The statement drew attention to the fact that Article 7, as adopted, “is quite different from the draft on which minorities were consulted.” “[It] contains important ambiguities and does not appear to provide the guidance needed from a framework law in the application of the country’s international and constitutional obligations. It contains some guarantees for education in the minority languages, mainly limited to primary education, though the exact scope of such guarantees is not as clear as it could be,” the Venice Commission stated.
The Commission pointed out that Article 7 provides a legal basis for teaching certain subjects in EU languages, for example, Bulgarian, Hungarian, Romanian, and Polish, but does not provide a solution for non-EU languages, in particular Russian as “the most widely used language apart from the state language.”
“The less favorable treatment of these languages is difficult to justify and therefore raises issues of discrimination. Having regard to the above considerations, the appropriate solution would certainly be to amend Article 7 and replace this provision with a more balanced and more clearly worded one,” the statement noted.

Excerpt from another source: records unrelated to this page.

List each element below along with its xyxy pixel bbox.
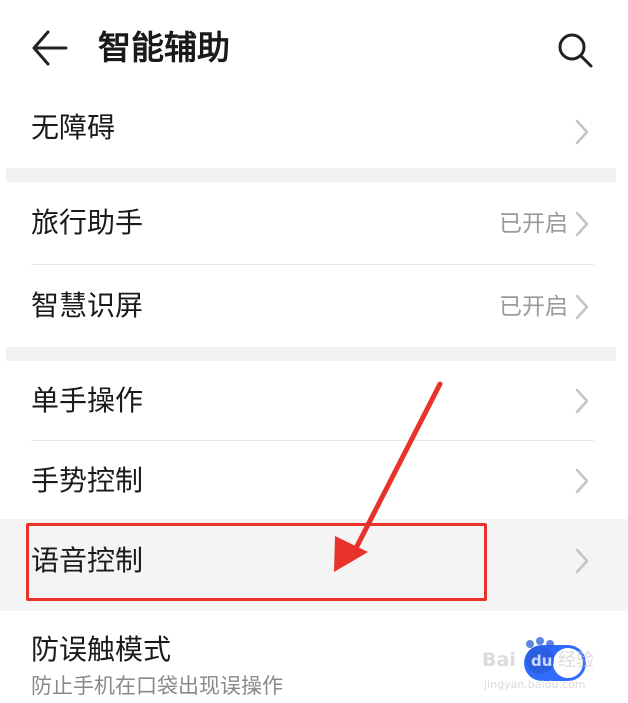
app-header: 智能辅助	[0, 0, 628, 96]
chevron-right-icon	[575, 211, 589, 237]
settings-row-travel-assistant[interactable]: 旅行助手 已开启	[0, 182, 628, 264]
section-gap	[6, 168, 616, 182]
settings-row-voice-control[interactable]: 语音控制	[0, 519, 628, 611]
row-label: 智慧识屏	[31, 289, 144, 322]
chevron-right-icon	[575, 548, 589, 574]
row-status: 已开启	[499, 211, 568, 237]
settings-screen: 智能辅助 无障碍 旅行助手 已开启 智慧识屏 已开启 单手操作 手势控制 语音控…	[0, 0, 628, 703]
page-title: 智能辅助	[98, 28, 230, 67]
settings-row-gesture-control[interactable]: 手势控制	[0, 441, 628, 519]
settings-row-accessibility[interactable]: 无障碍	[0, 96, 628, 168]
arrow-left-icon	[32, 30, 68, 66]
chevron-right-icon	[575, 119, 589, 145]
back-button[interactable]	[26, 26, 70, 70]
row-label: 防误触模式	[31, 633, 172, 666]
settings-row-smart-screen[interactable]: 智慧识屏 已开启	[0, 265, 628, 347]
row-status: 已开启	[499, 294, 568, 320]
anti-mistouch-toggle[interactable]	[524, 645, 586, 681]
row-description: 防止手机在口袋出现误操作	[31, 674, 283, 698]
row-label: 无障碍	[31, 111, 116, 144]
row-label: 旅行助手	[31, 206, 144, 239]
settings-row-one-hand-mode[interactable]: 单手操作	[0, 361, 628, 440]
row-label: 语音控制	[31, 544, 144, 577]
toggle-knob	[553, 648, 583, 678]
row-label: 手势控制	[31, 464, 144, 497]
row-label: 单手操作	[31, 384, 144, 417]
search-button[interactable]	[553, 28, 597, 72]
chevron-right-icon	[575, 388, 589, 414]
section-gap	[6, 347, 616, 361]
search-icon	[558, 33, 593, 68]
chevron-right-icon	[575, 294, 589, 320]
chevron-right-icon	[575, 468, 589, 494]
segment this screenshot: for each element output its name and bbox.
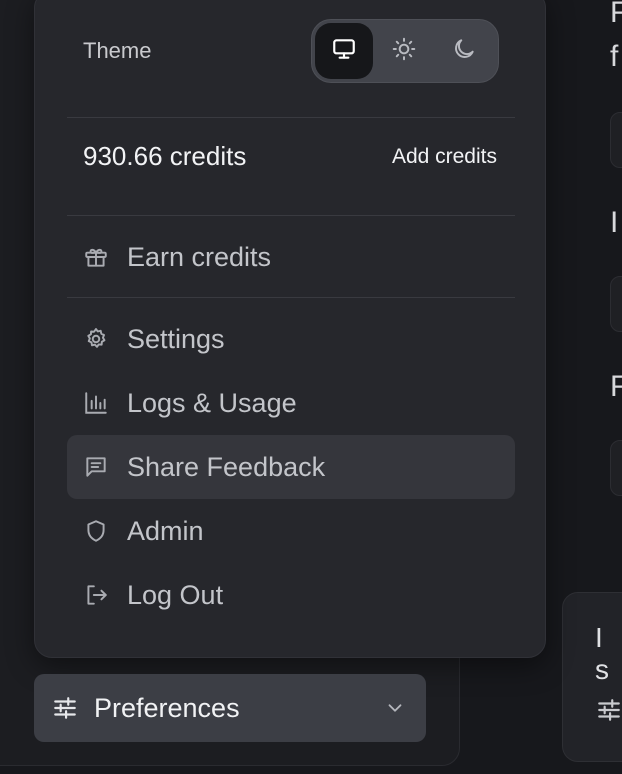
add-credits-button[interactable]: Add credits [392, 145, 497, 169]
sliders-icon [596, 697, 622, 728]
message-square-icon [83, 454, 109, 480]
theme-dark-button[interactable] [435, 23, 493, 79]
theme-row: Theme [35, 1, 547, 107]
menu-item-share-feedback[interactable]: Share Feedback [67, 435, 515, 499]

Over the years, the EU’s rhetoric on this issue has changed a lot. Last November, an anonymous official in Brussels told RIA Novosti that the European Commission (EC) would not consider the language issue when assessing Ukraine’s readiness to join the EU.
“Many people are wondering about the Russian language and the rights of Russians [in Ukraine]. I want to be very clear: the Russian language isn’t something that the European Commission will take into account [when assessing Kiev’s implementation of the reforms],” he said.
However, he noted that the EC is highly interested in completing a reform that would consolidate the rights of Hungarians, Romanians, and Bulgarians in Ukraine in terms of the state language, media, and education.